How Hard is It to Fundraise During COVID?

November 4th, 2020

No matter who you are, how much experience you have, or what you sell, fundraising has always been tricky. Throw in a global pandemic to the mix and you’ve got quite the feat.

Where movement is restricted and conversations are limited to phone calls and Zoom meetings, fundraising during COVID can be harder than it has to be. Nonetheless, entrepreneurs have learned to adapt to the current environment and learn new tricks of their own.

Regiment Investment Bank Founder Mike Cavanaugh and Crowdchayne Founder Frank Cid sat with us on our latest DiffuseTap to share their insights about fundraising today and how they learned to adapt to the new normal.

DiffuseTap is a weekly virtual event hosted by Diffuse that is part networking (you’ll meet at least a half dozen high caliber startup players) and part purposeful (you’ll DiffuseTap new ideas). If you want to make new friends and connect with experienced professionals from our VC ecosystem, email us at contact@diffuse.vc.

The hardest part of capital raising today

Capital raising requires you to build a strong relationship with potential investors. Traditionally, building that connection demands conversations you simply could not have over the phone. Because of COVID, however, everything about that has changed, and Mike says that is the most difficult thing to adapt to.
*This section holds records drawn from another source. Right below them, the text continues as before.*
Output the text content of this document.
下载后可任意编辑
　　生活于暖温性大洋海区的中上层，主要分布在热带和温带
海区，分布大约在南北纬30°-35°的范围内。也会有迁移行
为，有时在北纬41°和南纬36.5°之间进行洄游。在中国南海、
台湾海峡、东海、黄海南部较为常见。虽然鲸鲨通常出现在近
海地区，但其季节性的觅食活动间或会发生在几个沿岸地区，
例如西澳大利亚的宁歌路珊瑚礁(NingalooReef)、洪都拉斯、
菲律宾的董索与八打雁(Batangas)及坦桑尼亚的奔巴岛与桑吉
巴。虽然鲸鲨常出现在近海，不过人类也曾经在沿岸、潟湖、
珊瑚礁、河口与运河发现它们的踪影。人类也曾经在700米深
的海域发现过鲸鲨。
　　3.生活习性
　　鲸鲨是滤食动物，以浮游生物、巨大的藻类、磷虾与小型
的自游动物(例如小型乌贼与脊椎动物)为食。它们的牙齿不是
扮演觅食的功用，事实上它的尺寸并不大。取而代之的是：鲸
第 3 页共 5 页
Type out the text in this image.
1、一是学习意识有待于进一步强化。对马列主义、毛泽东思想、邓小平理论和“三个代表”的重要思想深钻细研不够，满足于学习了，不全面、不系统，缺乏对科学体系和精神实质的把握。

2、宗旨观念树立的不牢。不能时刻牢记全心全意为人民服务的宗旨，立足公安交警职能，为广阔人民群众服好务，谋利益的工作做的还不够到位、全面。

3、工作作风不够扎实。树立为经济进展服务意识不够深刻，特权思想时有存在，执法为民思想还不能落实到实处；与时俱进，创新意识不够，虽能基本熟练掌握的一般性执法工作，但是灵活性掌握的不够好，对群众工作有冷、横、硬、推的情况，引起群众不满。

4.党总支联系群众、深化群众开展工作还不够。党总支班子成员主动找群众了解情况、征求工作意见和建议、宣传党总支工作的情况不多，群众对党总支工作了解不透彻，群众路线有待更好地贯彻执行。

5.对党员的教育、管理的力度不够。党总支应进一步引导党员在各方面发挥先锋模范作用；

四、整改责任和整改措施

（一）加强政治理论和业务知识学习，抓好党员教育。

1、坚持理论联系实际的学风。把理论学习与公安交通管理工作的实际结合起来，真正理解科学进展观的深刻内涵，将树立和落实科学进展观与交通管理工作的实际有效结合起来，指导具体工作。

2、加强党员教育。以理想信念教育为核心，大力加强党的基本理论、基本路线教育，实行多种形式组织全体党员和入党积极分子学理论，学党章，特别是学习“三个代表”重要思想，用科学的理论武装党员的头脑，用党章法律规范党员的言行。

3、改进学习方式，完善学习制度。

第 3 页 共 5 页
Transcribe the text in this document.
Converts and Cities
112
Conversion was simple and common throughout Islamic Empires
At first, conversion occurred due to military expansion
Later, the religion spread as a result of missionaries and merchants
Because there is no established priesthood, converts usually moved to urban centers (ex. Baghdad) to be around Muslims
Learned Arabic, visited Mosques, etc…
“Capital raising is all about trust. In the past, your ability to build trust boils down to proximity and frequency – how close you can get to somebody and how often you see them. Right now, the toughest thing in capital raising is building trust with new people. It’s harder to meet new people in this COVID lockdown.” 

One of the points Mike also raised is “deal fatigue”. He explained that deal fatigue occurs if you offer too many deals to the same group of people – they get tired of hearing from you. To avoid deal fatigue, you have to constantly build new networks and relationships.

This is where things like Zoom conferences, LinkedIn, and other online platforms become a crucial part of fundraising rather than supplemental. According to Frank, ever since the lockdown began he has become more in-tune with technology and online networking – something he didn’t put the effort in before.

“Conferences and meetings like DiffuseTap have been huge for us. When COVID started, I should say I was not very comfortable with the electronic side of things in our business. I’m more of an old-school, pen-and-paper guy. But because of the lockdown situation, I learned how to go out into the digital world and create new relationships, and I don’t think the potential in that will end after COVID.”

Are conversion rates plummeting in the current environment?

At the beginning of the pandemic, it was almost impossible to convince people to invest. According to Mike, there was barely any conversion happening during the first few months of COVID.

“The conversion rate from March to July? Zero. There wasn’t anything moving. I stopped calling in March and April because I knew there were ‘super nos’ coming. After a point, I felt like I didn’t need to hear it… I already knew their answer.”  

However, Mike says that results began to pick up as investors themselves have adapted to the environment. After the realization that we were going to be stuck here for a while, Mike says, life began to move forward. What’s important for fund managers is that they have to have a laser-sharp target on their leads.

“I think it really boils down to targeting the people you talk to. They say that in capital raising, if you call 100 random people, only three will know what you’re talking about and have the cash to invest, so you’ll convert about three out of 100. For the most part, that has held true outside of that March to July period where nobody was investing in anything. And remarkably, over the past couple of months it’s been pretty consistent.”

Capital raising opportunities during COVID

The pandemic also comes with new opportunities in the way that more or less, fund managers are forced to think outside of the box. One of those opportunities is investing in international markets.

Because of the increased awareness that people can build strong connections with others in any part of the world today, the pandemic has opened new gates for a lot of fund managers, Frank says.

“Just recently I saw Stripe bought a company in Nigeria for $300 million, and the first thing that went into my mind is ‘man, I got to start looking at companies in Nigeria.’ The world is getting more global, and if investors don’t start looking at that, especially US high net worth investors who are stuck in their own world, they’re going to miss out.”

For better or for worse, the pandemic has brought a lot of interesting things to the table. One, you can build strong connections around the world from your office, and two, there is no point in trying to fight change. The most important skill anyone can learn, capital raising or not, is the power to adapt.

 

Meet the Speakers

Mike Cavanaugh is an industry veteran with over 20 years of experience in the fintech industry. In 2019, Mike founded Regiment, a digital bank that provides investors and entrepreneurs a platform to find each other through compliant marketplace technology.

Frank Cid has had his hand in a number of fintech firms over the last 25 years. Earlier this year, he founded CrowdChayne, a digital banking platform that provides turnkey equity crowdfunding services for startups and existing businesses looking to raise capital.